Introduction to Theory of Computing

“Let me start off by telling you a fact without enough background to prove the fact”

Text: Introduction to the Theory of Computation by Michael Sipser

Prof:  Dr. Nick Harvey

Dr Nick Harvey is a very clear professor. He makes effective use of slides and slowly explains complex topics, making his lectures both interesting and easy to follow. For example, his explanation of the diagonalization argument was much clearer than any of the presentations on the same topic I have received in math classes. He also has a peculiar sense of humour and is a big soccer fan, so the class is interspersed with entertaining distractions.


Difficulty

The material starts with fairly simple with a bit of review from CPSC 121. It picks up a bit when you start performing reductions between problems from various complexity classes though there is a bit of recap from CPSC 320. The first midterm was straightforward, however, given its short length it was possible to not to do as well if one tripped on only one or two questions. The final was a bit harder, however, the previous exam was good preparation.  The homework included some questions that could be genuinely hard to understand. However, he gave generous hints as the deadline approached, and they were the type of questions that once you understood what the question was asking, the proof was often one of the first few obvious approaches that you would think of. Given that he dropped the lowest couple of homework, it’s no surprise that the overall average in the course was 80.

Key Concepts

Finite Automata and Regular Languages

Turing Machines

Non-determinism

Time complexity classes

Mapping Reductions

Probabilistic Turing Machines

Communication Complexity and Fooling sets

Hard Concepts

Context Free Languages: Can be hard sometimes to come up with CFG or PDA for a given context-free language

Probabilistic Turing Machines: Give rise to quite convoluted complexity classes.

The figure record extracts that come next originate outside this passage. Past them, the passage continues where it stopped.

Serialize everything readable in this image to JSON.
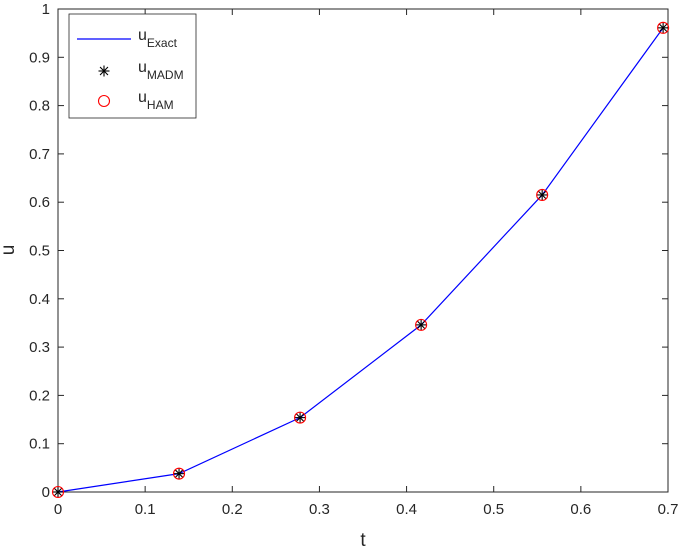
{
  "chart_data": {
    "type": "line",
    "xlabel": "t",
    "ylabel": "u",
    "xlim": [
      0,
      0.7
    ],
    "ylim": [
      0,
      1
    ],
    "xticks": [
      0,
      0.1,
      0.2,
      0.3,
      0.4,
      0.5,
      0.6,
      0.7
    ],
    "xtick_labels": [
      "0",
      "0.1",
      "0.2",
      "0.3",
      "0.4",
      "0.5",
      "0.6",
      "0.7"
    ],
    "yticks": [
      0,
      0.1,
      0.2,
      0.3,
      0.4,
      0.5,
      0.6,
      0.7,
      0.8,
      0.9,
      1
    ],
    "ytick_labels": [
      "0",
      "0.1",
      "0.2",
      "0.3",
      "0.4",
      "0.5",
      "0.6",
      "0.7",
      "0.8",
      "0.9",
      "1"
    ],
    "grid": false,
    "legend_position": "top-left",
    "x": [
      0,
      0.1389,
      0.2778,
      0.4167,
      0.5556,
      0.6944
    ],
    "series": [
      {
        "name": "u",
        "subscript": "Exact",
        "style": "line",
        "color": "#0000ff",
        "values": [
          0,
          0.038,
          0.154,
          0.346,
          0.615,
          0.961
        ]
      },
      {
        "name": "u",
        "subscript": "MADM",
        "style": "asterisk",
        "color": "#000000",
        "values": [
          0,
          0.038,
          0.154,
          0.346,
          0.615,
          0.961
        ]
      },
      {
        "name": "u",
        "subscript": "HAM",
        "style": "circle",
        "color": "#ff0000",
        "values": [
          0,
          0.038,
          0.154,
          0.346,
          0.615,
          0.961
        ]
      }
    ]
  }
}
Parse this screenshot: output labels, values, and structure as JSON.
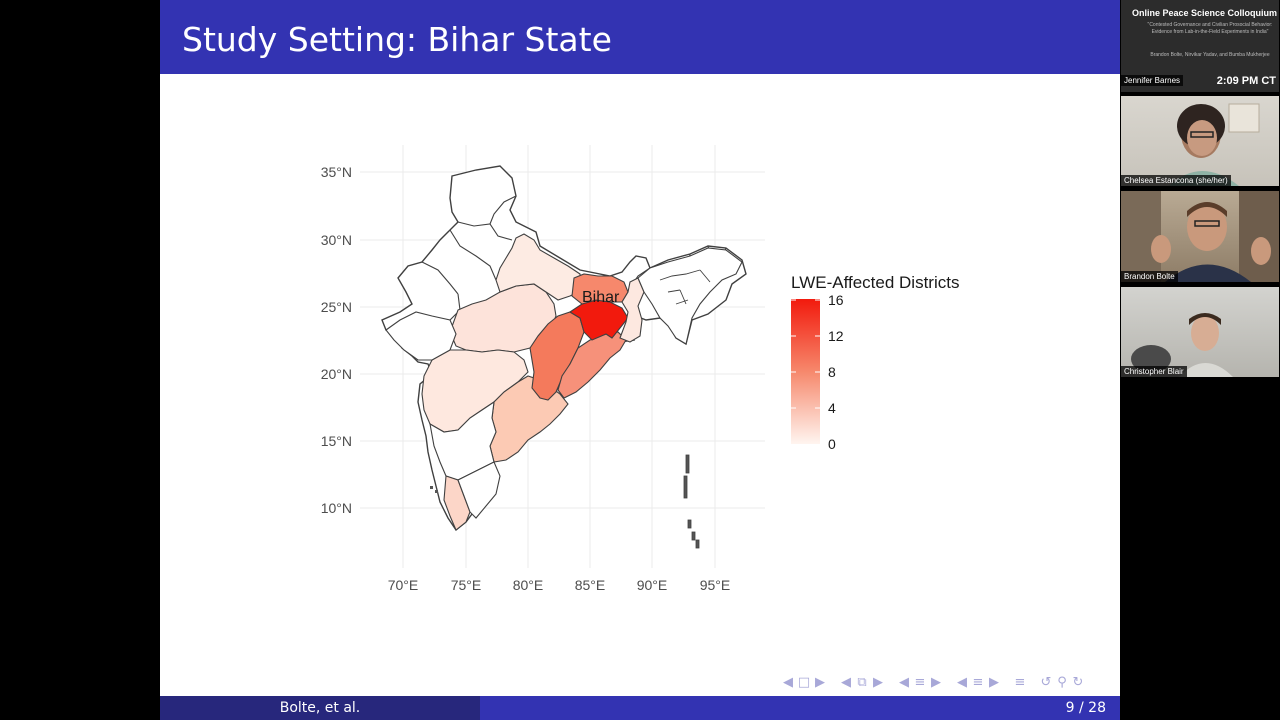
{
  "slide": {
    "title": "Study Setting: Bihar State",
    "footer_left": "Bolte, et al.",
    "page_indicator": "9 / 28"
  },
  "map": {
    "y_ticks": [
      "35°N",
      "30°N",
      "25°N",
      "20°N",
      "15°N",
      "10°N"
    ],
    "x_ticks": [
      "70°E",
      "75°E",
      "80°E",
      "85°E",
      "90°E",
      "95°E"
    ],
    "state_label": "Bihar",
    "legend_title": "LWE-Affected Districts",
    "legend_ticks": [
      "16",
      "12",
      "8",
      "4",
      "0"
    ],
    "colors": {
      "high": "#f21a0d",
      "low": "#fff5f0",
      "border": "#404040"
    }
  },
  "chart_data": {
    "type": "choropleth",
    "title": "",
    "legend_title": "LWE-Affected Districts",
    "scale_range": [
      0,
      16
    ],
    "x_ticks": [
      "70°E",
      "75°E",
      "80°E",
      "85°E",
      "90°E",
      "95°E"
    ],
    "y_ticks": [
      "35°N",
      "30°N",
      "25°N",
      "20°N",
      "15°N",
      "10°N"
    ],
    "highlighted_label": "Bihar"
  },
  "nav": {
    "icons": [
      "nav-left-arrow",
      "nav-frame",
      "nav-right-arrow",
      "nav-left-arrow",
      "nav-frames",
      "nav-right-arrow",
      "nav-left-arrow",
      "nav-section",
      "nav-right-arrow",
      "nav-left-arrow",
      "nav-subsection",
      "nav-right-arrow",
      "nav-doc",
      "nav-back",
      "nav-search",
      "nav-forward"
    ]
  },
  "video": {
    "tile1": {
      "title": "Online Peace Science Colloquium",
      "subtitle": "\"Contested Governance and Civilian Prosocial Behavior: Evidence from Lab-in-the-Field Experiments in India\"",
      "authors": "Brandon Bolte, Nirvikar Yadav, and Bumba Mukherjee",
      "name": "Jennifer Barnes",
      "time": "2:09 PM CT"
    },
    "tile2": {
      "name": "Chelsea Estancona (she/her)"
    },
    "tile3": {
      "name": "Brandon Bolte"
    },
    "tile4": {
      "name": "Christopher Blair"
    }
  }
}
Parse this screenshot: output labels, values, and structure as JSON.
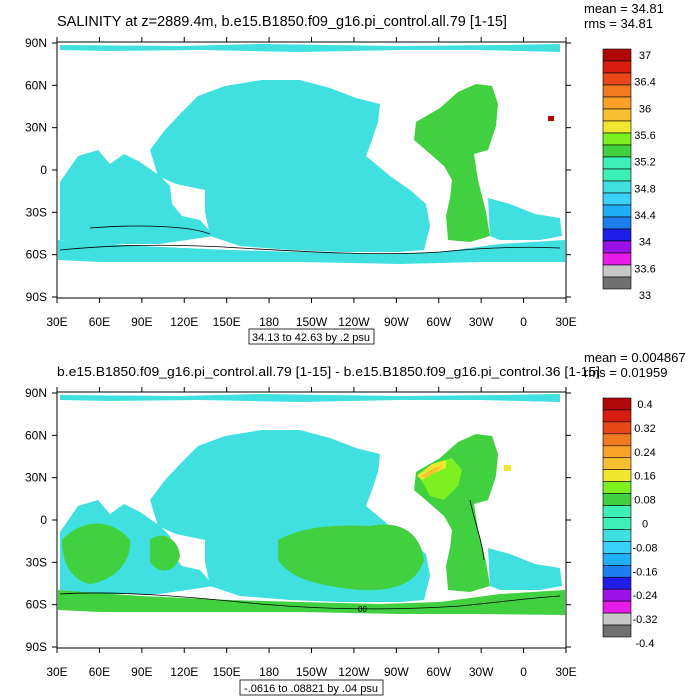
{
  "palette": [
    "#707070",
    "#c8c8c8",
    "#e81ce8",
    "#9b12e8",
    "#1e1ee8",
    "#1e7ef0",
    "#20aef5",
    "#3ad0f8",
    "#40e0e0",
    "#3ef0b8",
    "#40d040",
    "#7cf020",
    "#f0e830",
    "#f8c030",
    "#f8a028",
    "#f07a20",
    "#e84818",
    "#d81c10",
    "#b00808"
  ],
  "land_color": "#ffffff",
  "panels": [
    {
      "title": "SALINITY at z=2889.4m, b.e15.B1850.f09_g16.pi_control.all.79 [1-15]",
      "stats": {
        "mean": "mean = 34.81",
        "rms": "rms = 34.81"
      },
      "contour_info": "34.13 to 42.63 by .2 psu",
      "contour_label": "",
      "colorbar_labels": [
        "37",
        "36.4",
        "36",
        "35.6",
        "35.2",
        "34.8",
        "34.4",
        "34",
        "33.6",
        "33"
      ]
    },
    {
      "title": "b.e15.B1850.f09_g16.pi_control.all.79 [1-15] - b.e15.B1850.f09_g16.pi_control.36 [1-15]",
      "stats": {
        "mean": "mean = 0.004867",
        "rms": "rms = 0.01959"
      },
      "contour_info": "-.0616 to .08821 by .04 psu",
      "contour_label": "00",
      "colorbar_labels": [
        "0.4",
        "0.32",
        "0.24",
        "0.16",
        "0.08",
        "0",
        "-0.08",
        "-0.16",
        "-0.24",
        "-0.32",
        "-0.4"
      ]
    }
  ],
  "chart_data": [
    {
      "type": "heatmap",
      "title": "SALINITY at z=2889.4m, b.e15.B1850.f09_g16.pi_control.all.79 [1-15]",
      "variable": "SALINITY",
      "depth": "z=2889.4m",
      "units": "psu",
      "mean": 34.81,
      "rms": 34.81,
      "contour_range": [
        34.13,
        42.63
      ],
      "contour_interval": 0.2,
      "x_ticks": [
        "30E",
        "60E",
        "90E",
        "120E",
        "150E",
        "180",
        "150W",
        "120W",
        "90W",
        "60W",
        "30W",
        "0",
        "30E"
      ],
      "y_ticks": [
        "90N",
        "60N",
        "30N",
        "0",
        "30S",
        "60S",
        "90S"
      ],
      "colorbar_levels": [
        33,
        33.2,
        33.4,
        33.6,
        33.8,
        34,
        34.2,
        34.4,
        34.6,
        34.8,
        35,
        35.2,
        35.4,
        35.6,
        35.8,
        36,
        36.2,
        36.4,
        36.6,
        36.8,
        37
      ],
      "dominant_values": {
        "Pacific": 34.7,
        "Indian": 34.75,
        "Southern Ocean": 34.7,
        "Atlantic": 34.95
      }
    },
    {
      "type": "heatmap",
      "title": "b.e15.B1850.f09_g16.pi_control.all.79 [1-15] - b.e15.B1850.f09_g16.pi_control.36 [1-15]",
      "units": "psu",
      "mean": 0.004867,
      "rms": 0.01959,
      "contour_range": [
        -0.0616,
        0.08821
      ],
      "contour_interval": 0.04,
      "x_ticks": [
        "30E",
        "60E",
        "90E",
        "120E",
        "150E",
        "180",
        "150W",
        "120W",
        "90W",
        "60W",
        "30W",
        "0",
        "30E"
      ],
      "y_ticks": [
        "90N",
        "60N",
        "30N",
        "0",
        "30S",
        "60S",
        "90S"
      ],
      "colorbar_levels": [
        -0.4,
        -0.36,
        -0.32,
        -0.28,
        -0.24,
        -0.2,
        -0.16,
        -0.12,
        -0.08,
        -0.04,
        0,
        0.04,
        0.08,
        0.12,
        0.16,
        0.2,
        0.24,
        0.28,
        0.32,
        0.36,
        0.4
      ],
      "dominant_values": {
        "Pacific": 0.02,
        "Indian": 0.02,
        "Southern Ocean": 0.03,
        "Atlantic": 0.05,
        "North Atlantic max": 0.12
      }
    }
  ]
}
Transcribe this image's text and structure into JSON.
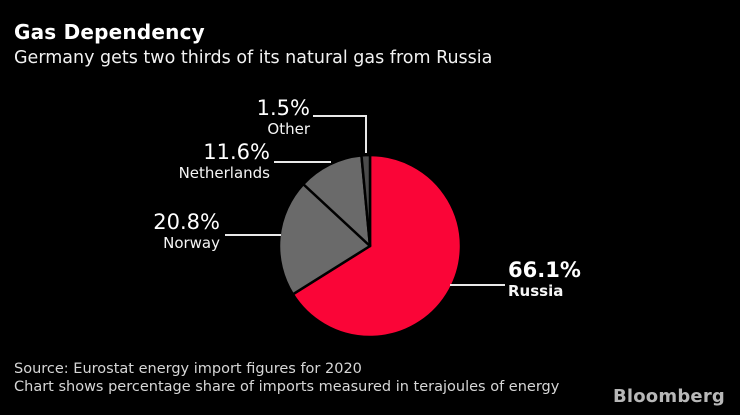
{
  "header": {
    "title": "Gas Dependency",
    "subtitle": "Germany gets two thirds of its natural gas from Russia"
  },
  "chart_data": {
    "type": "pie",
    "title": "Gas Dependency",
    "subtitle": "Germany gets two thirds of its natural gas from Russia",
    "unit": "percent",
    "start_angle_deg": 0,
    "direction": "clockwise",
    "divider_color": "#000000",
    "leader_line_color": "#e8e8e8",
    "background_color": "#000000",
    "slices": [
      {
        "label": "Russia",
        "value": 66.1,
        "display": "66.1%",
        "color": "#fa0537",
        "emphasized": true
      },
      {
        "label": "Norway",
        "value": 20.8,
        "display": "20.8%",
        "color": "#6a6a6a",
        "emphasized": false
      },
      {
        "label": "Netherlands",
        "value": 11.6,
        "display": "11.6%",
        "color": "#6a6a6a",
        "emphasized": false
      },
      {
        "label": "Other",
        "value": 1.5,
        "display": "1.5%",
        "color": "#4b4b4b",
        "emphasized": false
      }
    ]
  },
  "footer": {
    "source_line1": "Source: Eurostat energy import figures for 2020",
    "source_line2": "Chart shows percentage share of imports measured in terajoules of energy",
    "brand": "Bloomberg"
  }
}
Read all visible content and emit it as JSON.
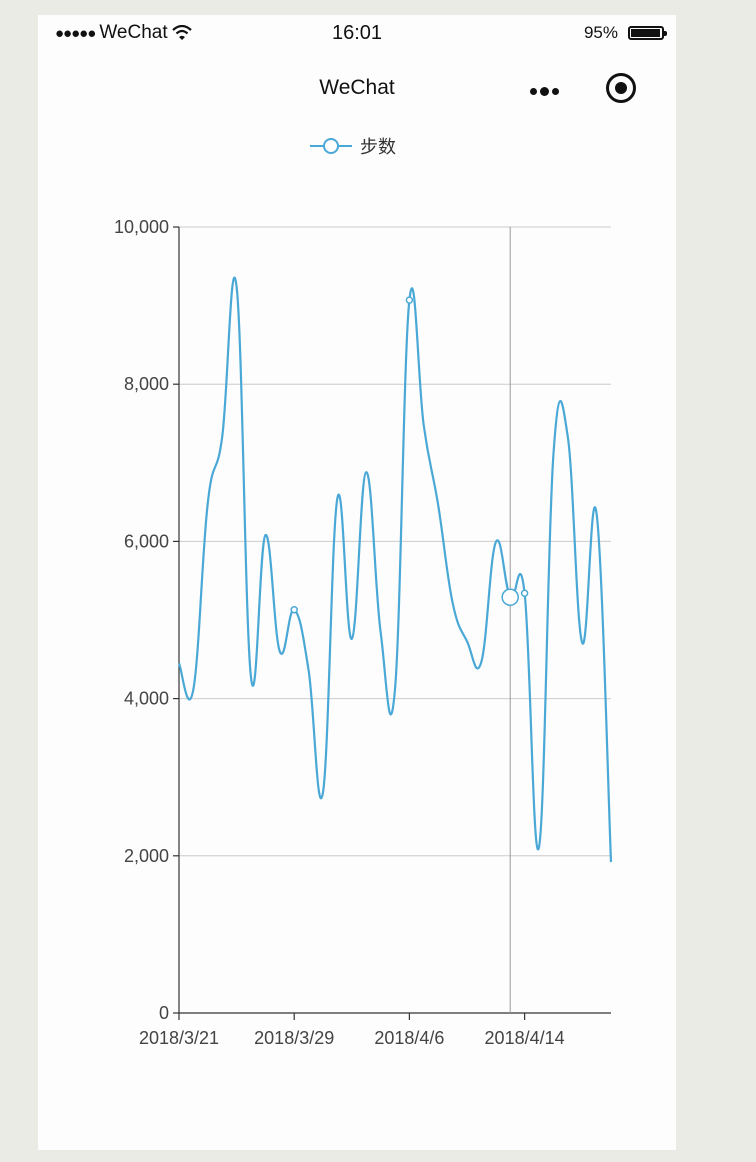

NP-Hard reductions: Might require a bit of imagination to come up with the reductions, at times.

Fooling Sets and Covers: One can sometimes get fooled by these, make sure one recalls the definition of rectangles and what exactly needs to hold for a fooling set.

 

Conclusion

Fun course. Dr Nick Harvey can make the course appear deceptively simple at times, but you actually learned a lot of quite complex material.